To stay ahead of emerging threats, he suggested that agencies need to have strong multifactor authentication in place — especially for increasingly automated processes.
“This becomes even more critical when you’re having machine-to-machine interactions,” Iyer said. “A lot of times, there is no human in the loop. You have two different services, especially in a microservices architecture, interacting with themselves. You need to ensure that the right authentications and credentials are passed, so that it gives them access.”
Meanwhile, agencies continue to refine their zero trust strategies, as mandated by the Biden administration.
Iyer cautioned that proper implementation of zero trust requires that agencies understand their employees’ workflows and help them navigate changes.
Without this work in place, Iyer said agencies run the risk of locking legitimate users out of applications.
“Zero trust is not a silver bullet, in the sense that there is not a single product or solution that can that you can put on an enterprise and say, ‘I’m now golden.’ That’s not going to happen. It is a process, it’s an approach, it’s a culture,” Iyer said.
In the event of a cyber incident, agencies need to ensure they have adequate incident response plans in place.
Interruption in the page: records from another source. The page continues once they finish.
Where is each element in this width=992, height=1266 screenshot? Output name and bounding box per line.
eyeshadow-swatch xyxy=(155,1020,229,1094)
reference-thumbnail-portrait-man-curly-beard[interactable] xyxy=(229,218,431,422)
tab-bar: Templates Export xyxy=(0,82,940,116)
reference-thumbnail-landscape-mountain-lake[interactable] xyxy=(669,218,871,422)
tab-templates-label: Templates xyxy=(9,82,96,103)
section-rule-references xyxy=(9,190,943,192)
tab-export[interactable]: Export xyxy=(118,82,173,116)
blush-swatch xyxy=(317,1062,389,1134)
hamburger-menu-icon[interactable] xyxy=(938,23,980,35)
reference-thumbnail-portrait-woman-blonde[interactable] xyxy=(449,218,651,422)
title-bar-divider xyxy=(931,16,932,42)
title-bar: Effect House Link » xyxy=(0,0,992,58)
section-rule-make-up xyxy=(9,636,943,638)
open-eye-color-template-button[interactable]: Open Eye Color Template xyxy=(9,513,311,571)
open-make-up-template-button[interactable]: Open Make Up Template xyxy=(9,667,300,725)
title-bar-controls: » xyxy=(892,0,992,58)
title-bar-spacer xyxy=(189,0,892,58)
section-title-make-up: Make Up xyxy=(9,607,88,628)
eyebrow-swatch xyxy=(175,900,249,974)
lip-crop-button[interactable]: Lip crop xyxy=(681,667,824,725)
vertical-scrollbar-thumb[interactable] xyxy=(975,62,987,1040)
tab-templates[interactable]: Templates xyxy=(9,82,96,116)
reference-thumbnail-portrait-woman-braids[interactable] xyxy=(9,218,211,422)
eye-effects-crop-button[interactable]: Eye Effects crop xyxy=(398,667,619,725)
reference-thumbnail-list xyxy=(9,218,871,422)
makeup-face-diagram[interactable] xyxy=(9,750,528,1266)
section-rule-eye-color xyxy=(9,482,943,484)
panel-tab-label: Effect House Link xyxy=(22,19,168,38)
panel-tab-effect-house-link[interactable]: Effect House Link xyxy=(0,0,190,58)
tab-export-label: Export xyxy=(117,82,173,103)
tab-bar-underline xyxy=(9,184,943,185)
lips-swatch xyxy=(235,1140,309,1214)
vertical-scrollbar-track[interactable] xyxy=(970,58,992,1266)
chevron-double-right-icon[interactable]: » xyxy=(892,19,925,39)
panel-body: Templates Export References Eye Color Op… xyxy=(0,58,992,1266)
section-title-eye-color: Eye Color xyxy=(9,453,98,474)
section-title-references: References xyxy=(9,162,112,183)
“We need to be able to respond in a fairly reasonable amount of time. We just can’t wait for days or weeks because typically we don’t realize that there is an attack vector in our system until it’s a few weeks in,” Iyer said.
Embracing AI challenges and opportunities
Agencies also need to stay on top of cyber hygiene basics, such keeping up to date on security patches and educating employees about phishing campaigns.
Iyer said agencies need to remain especially vigilant about these steps now that adversaries are using generative artificial intelligence tools to their advantage.
“Your attackers are always looking for that vulnerability. They have to succeed once, but from a security professional standpoint, you’ve got to be 100%,” he said.
AI and automation may factor into a new wave of cybersecurity threats, but these same technologies are also driving innovations in the delivery of health care services, he said.
“AI is here. And generative AI especially is going to change how we’re going to do things. We are already using it — whether we like it or not, whether we acknowledge it or not. … The question is, how much do you trust that? That trust becomes a big factor,” Iyer said,
He said Leidos is using natural language processing to help one health care agency reduce the number documents employees have to go through and is improving productivity.
“Everybody’s time is constrained. You don’t want them going through volumes and volumes of data. But getting to the right amount at the right time is very important,” he said.